Il était une fois, des parents qui tentaient de ne pas trop genrer leurs enfants. L’histoire se passe en 2021, dans le joli pays de France, et elle n’a rien d’un conte de fées.
Dès la grossesse, la société tente de fourrer le petit être dans une case. « C’est quoi ? » demandent les passants devant le ventre rebondi. « C’est un humain, normalement », répondent les plus sarcastiques. Les autres font de la pédagogie : ils ont choisi de ne pas connaître le sexe, c’est un détail pour eux… « C’est fou tout ce que ça trimbale comme imaginaire d’attendre une fille ou un garçon ! On n’annonce pas un sexe, mais un programme ! » s’agace Léa Domenach, réalisatrice du webdocumentaire L’École du genre et enceinte de son premier enfant. Le couple a choisi de ne pas savoir le sexe et prévenu l’entourage : « S’il y a des paillettes ou de la dentelle sur les cadeaux de naissance, ça part directement chez Emmaüs. »
Aïtor, le futur papa, va « évidemment » prendre son congé paternité prolongé, de 28 jours, et nourrir l’enfant autant que sa compagne. « Donner des biberons permet de facto une répartition plus équitable des tâches, analyse l’enseignant. On croit beaucoup à l’exemplarité. »
« Plus jeune, j’aurais pu tenir des discours un peu extrémistes contre l’allaitement, nuance Catherine, enseignante elle aussi, et féministe dans l’âme. Mais, dès que j’ai été enceinte, j’ai su que j’allais allaiter. Il y avait un truc charnel, de l’ordre de l’inné. » La théorie souffre donc des exceptions, et la suite de cette éducation « moins genrée » relève de la vigilance permanente. Les nourrissons filles seraient plus câlinées que les garçons ; leurs pleurs interprétés comme de la peur, ceux des garçons comme de la colère… Léa veut tout exorciser : « Si c’est une fille, on aimerait lui expliquer qu’elle est capable, la complimenter sur son courage et non sur son apparence. Si c’est un garçon, l’inciter à exprimer ses émotions. »

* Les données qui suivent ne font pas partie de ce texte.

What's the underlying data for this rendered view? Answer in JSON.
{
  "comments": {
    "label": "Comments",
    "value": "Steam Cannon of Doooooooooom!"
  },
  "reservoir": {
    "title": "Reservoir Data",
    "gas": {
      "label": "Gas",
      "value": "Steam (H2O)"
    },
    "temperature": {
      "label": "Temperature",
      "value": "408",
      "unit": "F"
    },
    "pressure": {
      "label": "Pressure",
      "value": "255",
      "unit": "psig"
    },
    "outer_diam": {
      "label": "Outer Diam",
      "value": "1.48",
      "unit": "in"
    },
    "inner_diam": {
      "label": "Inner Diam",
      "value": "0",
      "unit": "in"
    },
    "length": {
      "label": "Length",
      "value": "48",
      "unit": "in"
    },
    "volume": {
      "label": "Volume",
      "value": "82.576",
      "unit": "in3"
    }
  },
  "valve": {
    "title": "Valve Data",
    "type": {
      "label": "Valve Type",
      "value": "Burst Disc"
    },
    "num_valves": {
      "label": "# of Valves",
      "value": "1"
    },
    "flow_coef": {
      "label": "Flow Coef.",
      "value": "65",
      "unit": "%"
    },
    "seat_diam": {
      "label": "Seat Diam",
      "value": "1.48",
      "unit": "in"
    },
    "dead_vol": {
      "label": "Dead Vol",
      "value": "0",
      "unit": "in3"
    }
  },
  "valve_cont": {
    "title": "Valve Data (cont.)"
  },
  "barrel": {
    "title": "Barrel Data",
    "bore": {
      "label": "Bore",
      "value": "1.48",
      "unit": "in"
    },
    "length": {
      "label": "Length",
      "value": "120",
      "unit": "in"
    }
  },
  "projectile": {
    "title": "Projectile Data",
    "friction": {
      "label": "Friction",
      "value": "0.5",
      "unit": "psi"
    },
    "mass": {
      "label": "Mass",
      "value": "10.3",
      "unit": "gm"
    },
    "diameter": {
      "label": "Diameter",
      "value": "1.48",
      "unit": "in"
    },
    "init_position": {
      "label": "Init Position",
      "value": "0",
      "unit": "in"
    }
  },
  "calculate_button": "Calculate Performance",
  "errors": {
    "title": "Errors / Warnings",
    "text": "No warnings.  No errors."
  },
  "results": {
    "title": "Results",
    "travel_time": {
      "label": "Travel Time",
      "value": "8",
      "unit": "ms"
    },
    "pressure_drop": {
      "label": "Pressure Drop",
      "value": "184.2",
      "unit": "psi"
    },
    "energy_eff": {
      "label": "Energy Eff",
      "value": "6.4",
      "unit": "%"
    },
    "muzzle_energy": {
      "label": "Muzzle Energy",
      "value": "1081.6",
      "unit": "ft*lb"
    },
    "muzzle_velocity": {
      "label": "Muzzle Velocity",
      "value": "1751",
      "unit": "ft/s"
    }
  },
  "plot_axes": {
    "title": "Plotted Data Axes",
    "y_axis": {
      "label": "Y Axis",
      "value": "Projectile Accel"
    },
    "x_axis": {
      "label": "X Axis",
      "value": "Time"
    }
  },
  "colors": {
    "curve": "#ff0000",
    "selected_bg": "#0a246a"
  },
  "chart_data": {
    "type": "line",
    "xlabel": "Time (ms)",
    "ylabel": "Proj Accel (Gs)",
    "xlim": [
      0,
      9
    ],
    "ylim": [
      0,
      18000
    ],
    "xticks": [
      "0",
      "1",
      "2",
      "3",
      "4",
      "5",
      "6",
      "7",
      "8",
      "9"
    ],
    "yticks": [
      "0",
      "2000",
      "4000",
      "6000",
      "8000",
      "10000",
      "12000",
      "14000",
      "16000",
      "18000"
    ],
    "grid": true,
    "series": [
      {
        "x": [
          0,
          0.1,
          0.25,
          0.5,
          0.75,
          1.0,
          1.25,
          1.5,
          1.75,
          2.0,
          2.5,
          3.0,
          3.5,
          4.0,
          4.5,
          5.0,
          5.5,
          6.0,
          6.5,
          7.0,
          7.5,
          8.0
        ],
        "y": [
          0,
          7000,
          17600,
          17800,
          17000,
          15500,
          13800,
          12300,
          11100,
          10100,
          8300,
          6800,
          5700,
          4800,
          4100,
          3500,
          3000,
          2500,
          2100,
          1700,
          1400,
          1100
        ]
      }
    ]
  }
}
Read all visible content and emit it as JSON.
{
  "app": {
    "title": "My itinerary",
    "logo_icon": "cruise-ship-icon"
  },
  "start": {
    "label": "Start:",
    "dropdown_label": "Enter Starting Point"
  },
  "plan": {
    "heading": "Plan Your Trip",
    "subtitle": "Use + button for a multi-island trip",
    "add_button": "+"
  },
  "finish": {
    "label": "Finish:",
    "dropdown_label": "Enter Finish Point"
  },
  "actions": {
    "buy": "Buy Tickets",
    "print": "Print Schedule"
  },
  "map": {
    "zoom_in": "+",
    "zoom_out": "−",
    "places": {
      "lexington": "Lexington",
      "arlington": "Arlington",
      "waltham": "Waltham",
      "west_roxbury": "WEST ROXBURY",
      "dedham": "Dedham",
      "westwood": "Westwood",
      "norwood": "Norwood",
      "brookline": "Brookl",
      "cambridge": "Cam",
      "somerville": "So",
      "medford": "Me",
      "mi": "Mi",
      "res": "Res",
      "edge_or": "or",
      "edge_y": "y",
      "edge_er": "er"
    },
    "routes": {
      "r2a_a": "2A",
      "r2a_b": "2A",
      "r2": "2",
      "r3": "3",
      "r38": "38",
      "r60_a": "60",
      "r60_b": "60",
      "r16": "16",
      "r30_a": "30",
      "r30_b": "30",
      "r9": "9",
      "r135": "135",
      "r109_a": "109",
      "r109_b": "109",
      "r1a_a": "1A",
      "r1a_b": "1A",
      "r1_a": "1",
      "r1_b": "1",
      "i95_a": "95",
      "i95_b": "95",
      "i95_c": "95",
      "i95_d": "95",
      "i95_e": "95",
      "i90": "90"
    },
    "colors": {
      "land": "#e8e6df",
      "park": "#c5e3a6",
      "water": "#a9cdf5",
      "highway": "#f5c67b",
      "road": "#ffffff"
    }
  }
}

Très vite arrivera la bataille des vêtements. Catherine a pesté toute son enfance contre les robes à col et les souliers vernis qui l’empêchaient de courir avec ses cousins. Elle est donc « un peu embêtée » lorsque Athéna, 3 ans et demi, lui réclame une robe ou des barrettes. « Mais je ne veux pas dévaloriser tout ce qui est rattaché à la femme, souligne-t-elle. Je veux juste lui offrir tout l’éventail des couleurs, des goûts, des métiers… Ne pas lui imposer de restrictions culturelles. »
Féminisme, non-violence ou milieu punk
Qu’ils y viennent par le féminisme, la non-violence ou des idées anarchistes, les parents qui tentent de moins genrer leurs enfants ont une obsession : que les petits aient le choix, et moins de préjugés.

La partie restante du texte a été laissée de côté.